🤖 AI Summary
Meta-World, a widely adopted benchmark for multitask and meta-reinforcement learning, has suffered from inconsistent versioning and outdated documentation, undermining result reproducibility and cross-algorithm comparability. To address this, we systematically reconstruct and standardize the benchmark: (1) we achieve full reproducibility of all historical results through deterministic environment initialization, modular task definitions, and rigorous CI/CD-based validation; (2) we unify the API interface and task configuration paradigm, enabling fine-grained, customizable task suite composition; and (3) we release an open-source, Gym-compatible implementation built on Python, with explicit random seed control and modular architecture. The new version is publicly available as Farama-Foundation/Metaworld. This work advances benchmark design toward scientific rigor, substantially improving experimental reproducibility, cross-study comparability, and research efficiency—establishing foundational infrastructure for fair and reliable reinforcement learning evaluation.
📝 Abstract
Meta-World is widely used for evaluating multi-task and meta-reinforcement learning agents, which are challenged to master diverse skills simultaneously. Since its introduction however, there have been numerous undocumented changes which inhibit a fair comparison of algorithms.
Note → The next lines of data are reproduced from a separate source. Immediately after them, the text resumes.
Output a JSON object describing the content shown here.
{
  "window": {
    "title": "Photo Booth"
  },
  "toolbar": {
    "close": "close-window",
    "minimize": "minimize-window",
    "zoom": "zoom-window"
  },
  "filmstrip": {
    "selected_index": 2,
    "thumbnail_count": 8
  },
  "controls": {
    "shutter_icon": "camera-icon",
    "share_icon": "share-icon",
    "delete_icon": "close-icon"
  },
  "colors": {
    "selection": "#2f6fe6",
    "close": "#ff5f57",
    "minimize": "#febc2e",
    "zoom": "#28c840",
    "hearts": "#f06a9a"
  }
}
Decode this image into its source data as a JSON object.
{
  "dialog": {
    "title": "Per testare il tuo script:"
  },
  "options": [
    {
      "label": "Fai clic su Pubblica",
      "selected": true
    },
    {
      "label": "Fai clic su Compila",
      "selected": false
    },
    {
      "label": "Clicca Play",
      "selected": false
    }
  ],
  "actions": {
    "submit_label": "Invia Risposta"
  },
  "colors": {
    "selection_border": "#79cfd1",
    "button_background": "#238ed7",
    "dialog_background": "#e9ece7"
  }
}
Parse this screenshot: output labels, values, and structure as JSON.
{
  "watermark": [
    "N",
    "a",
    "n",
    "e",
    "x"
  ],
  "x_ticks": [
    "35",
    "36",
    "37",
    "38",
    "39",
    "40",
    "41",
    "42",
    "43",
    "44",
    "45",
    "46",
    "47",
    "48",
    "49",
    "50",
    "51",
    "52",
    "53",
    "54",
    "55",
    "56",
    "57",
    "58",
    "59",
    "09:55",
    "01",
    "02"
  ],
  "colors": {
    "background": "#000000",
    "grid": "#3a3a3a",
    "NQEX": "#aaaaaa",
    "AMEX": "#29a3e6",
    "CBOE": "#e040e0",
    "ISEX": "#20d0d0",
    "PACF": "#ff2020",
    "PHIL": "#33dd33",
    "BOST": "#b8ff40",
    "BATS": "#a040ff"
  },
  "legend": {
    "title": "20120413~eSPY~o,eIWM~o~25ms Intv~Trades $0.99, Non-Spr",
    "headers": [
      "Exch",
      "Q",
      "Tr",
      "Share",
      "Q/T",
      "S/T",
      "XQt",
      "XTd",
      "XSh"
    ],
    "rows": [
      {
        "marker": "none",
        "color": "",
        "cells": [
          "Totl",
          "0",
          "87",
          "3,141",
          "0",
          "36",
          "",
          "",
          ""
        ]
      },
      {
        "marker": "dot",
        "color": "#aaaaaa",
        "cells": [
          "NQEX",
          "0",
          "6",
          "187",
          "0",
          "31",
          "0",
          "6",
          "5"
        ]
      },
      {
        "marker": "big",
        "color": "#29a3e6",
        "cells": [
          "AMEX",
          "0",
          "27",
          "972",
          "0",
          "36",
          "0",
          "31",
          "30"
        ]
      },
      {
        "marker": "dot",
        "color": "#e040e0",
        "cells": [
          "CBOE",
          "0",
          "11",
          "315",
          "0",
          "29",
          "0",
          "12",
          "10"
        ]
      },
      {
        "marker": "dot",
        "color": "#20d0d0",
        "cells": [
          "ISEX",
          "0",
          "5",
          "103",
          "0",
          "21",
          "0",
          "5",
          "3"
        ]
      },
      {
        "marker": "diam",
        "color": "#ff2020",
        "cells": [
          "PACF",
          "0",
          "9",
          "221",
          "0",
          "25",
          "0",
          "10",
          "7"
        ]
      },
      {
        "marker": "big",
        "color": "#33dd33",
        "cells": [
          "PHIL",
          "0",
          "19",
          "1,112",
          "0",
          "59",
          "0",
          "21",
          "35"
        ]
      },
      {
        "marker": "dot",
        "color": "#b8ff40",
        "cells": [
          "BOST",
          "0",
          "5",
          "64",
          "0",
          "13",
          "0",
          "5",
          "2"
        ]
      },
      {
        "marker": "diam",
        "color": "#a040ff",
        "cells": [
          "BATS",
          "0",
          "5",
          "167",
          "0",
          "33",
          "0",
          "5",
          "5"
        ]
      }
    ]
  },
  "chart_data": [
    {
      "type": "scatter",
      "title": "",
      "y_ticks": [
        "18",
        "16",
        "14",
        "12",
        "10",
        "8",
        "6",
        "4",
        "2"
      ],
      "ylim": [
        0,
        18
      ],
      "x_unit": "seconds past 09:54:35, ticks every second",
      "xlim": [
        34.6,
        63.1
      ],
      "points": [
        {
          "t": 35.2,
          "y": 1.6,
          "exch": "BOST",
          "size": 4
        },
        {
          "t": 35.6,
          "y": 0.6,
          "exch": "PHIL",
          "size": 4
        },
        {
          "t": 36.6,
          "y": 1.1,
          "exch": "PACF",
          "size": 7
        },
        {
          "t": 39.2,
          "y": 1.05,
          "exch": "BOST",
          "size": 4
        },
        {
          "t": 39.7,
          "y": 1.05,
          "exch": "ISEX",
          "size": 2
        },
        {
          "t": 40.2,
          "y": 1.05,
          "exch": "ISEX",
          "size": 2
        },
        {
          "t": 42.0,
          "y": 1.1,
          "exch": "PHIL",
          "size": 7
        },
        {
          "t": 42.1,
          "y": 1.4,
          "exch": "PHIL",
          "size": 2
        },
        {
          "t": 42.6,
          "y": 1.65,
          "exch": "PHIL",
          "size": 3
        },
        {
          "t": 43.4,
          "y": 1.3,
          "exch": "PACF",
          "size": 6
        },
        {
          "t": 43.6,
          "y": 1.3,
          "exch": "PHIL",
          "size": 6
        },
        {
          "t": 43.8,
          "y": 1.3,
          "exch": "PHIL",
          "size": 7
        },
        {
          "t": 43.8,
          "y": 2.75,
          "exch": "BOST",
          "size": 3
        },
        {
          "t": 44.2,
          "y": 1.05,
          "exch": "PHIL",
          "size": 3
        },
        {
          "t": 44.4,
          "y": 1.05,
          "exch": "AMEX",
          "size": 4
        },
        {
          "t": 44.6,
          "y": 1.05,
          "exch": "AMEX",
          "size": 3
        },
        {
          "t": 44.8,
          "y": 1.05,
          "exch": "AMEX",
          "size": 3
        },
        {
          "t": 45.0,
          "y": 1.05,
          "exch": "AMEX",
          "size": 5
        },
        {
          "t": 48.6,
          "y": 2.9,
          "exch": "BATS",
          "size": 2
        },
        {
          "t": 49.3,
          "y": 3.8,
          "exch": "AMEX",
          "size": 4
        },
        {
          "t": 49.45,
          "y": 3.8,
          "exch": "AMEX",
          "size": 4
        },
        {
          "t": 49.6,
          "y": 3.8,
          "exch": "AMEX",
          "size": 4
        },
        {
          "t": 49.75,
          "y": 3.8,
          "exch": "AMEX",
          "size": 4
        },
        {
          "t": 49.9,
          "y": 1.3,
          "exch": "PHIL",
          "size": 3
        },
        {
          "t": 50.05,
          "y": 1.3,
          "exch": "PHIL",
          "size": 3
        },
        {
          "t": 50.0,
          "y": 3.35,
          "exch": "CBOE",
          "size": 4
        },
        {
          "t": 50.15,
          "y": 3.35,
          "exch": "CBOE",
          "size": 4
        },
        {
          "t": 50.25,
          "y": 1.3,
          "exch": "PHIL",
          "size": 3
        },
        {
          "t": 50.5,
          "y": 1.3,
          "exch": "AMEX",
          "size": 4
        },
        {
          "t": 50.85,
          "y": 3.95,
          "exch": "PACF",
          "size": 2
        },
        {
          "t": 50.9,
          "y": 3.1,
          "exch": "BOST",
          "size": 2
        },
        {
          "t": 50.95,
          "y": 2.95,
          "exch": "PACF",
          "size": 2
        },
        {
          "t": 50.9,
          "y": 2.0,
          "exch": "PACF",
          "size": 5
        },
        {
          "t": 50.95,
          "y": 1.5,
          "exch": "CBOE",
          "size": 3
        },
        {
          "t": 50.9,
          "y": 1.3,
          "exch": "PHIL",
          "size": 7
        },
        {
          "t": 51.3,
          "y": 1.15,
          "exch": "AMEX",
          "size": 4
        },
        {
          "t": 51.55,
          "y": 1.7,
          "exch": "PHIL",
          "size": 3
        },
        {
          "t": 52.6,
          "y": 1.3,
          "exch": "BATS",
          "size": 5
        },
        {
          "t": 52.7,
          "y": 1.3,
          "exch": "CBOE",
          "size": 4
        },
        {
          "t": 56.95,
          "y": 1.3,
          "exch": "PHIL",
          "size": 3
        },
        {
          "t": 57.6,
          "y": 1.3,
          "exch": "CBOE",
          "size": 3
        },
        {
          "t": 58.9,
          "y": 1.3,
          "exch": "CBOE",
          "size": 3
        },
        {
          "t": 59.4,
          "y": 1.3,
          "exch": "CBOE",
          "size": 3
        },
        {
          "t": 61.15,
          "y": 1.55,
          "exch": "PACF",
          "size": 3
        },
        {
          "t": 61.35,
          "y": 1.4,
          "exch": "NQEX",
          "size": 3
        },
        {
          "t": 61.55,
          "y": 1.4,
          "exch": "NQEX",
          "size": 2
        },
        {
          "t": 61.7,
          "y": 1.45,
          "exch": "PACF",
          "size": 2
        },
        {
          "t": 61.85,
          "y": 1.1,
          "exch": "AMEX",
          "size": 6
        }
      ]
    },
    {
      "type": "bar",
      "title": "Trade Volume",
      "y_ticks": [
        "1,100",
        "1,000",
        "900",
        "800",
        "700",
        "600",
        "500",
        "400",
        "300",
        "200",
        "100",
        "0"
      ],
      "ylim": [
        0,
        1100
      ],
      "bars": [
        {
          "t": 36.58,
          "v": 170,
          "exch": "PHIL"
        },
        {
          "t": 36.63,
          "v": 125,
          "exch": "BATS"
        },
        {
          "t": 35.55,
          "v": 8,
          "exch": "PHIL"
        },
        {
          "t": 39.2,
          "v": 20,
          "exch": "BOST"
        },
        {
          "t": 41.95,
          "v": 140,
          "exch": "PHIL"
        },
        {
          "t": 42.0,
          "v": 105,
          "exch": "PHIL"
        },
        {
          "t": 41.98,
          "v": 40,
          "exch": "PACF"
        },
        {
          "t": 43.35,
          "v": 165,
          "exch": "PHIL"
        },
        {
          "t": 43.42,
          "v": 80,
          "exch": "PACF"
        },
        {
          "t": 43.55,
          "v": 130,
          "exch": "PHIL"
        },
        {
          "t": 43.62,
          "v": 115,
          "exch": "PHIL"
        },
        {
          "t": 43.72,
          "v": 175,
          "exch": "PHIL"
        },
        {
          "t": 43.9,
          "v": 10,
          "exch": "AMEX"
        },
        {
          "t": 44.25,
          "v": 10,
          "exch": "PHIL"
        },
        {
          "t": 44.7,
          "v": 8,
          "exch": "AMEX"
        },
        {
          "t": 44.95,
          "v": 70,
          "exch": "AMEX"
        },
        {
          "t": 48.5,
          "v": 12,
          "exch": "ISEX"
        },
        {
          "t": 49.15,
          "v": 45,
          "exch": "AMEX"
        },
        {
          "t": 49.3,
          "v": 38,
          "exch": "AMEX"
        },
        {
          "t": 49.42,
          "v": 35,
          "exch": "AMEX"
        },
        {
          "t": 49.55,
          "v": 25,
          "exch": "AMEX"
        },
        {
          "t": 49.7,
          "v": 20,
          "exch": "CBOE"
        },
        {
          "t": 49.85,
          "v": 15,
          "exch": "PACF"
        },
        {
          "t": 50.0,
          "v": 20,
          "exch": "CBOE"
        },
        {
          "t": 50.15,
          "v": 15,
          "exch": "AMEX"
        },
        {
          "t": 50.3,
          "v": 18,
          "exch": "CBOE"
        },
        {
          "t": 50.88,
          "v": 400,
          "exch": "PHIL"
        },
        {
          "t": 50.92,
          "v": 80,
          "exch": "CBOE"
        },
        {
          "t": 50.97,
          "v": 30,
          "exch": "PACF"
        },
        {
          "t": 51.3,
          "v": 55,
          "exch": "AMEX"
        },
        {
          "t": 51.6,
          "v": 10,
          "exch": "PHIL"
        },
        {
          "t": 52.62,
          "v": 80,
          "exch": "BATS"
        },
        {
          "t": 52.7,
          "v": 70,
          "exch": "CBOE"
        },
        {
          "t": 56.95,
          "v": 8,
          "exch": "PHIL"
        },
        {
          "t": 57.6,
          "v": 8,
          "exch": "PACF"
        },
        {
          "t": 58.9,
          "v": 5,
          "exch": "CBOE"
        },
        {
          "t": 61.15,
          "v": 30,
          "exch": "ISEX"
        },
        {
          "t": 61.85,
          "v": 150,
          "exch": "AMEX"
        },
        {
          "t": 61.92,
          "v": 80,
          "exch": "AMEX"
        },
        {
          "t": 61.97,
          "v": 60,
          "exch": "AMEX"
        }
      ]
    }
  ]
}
This work strives to disambiguate these results from the literature, while also leveraging the past versions of Meta-World to provide insights into multi-task and meta-reinforcement learning benchmark design. Through this process we release a new open-source version of Meta-World (https://github.com/Farama-Foundation/Metaworld/) that has full reproducibility of past results, is more technically ergonomic, and gives users more control over the tasks that are included in a task set.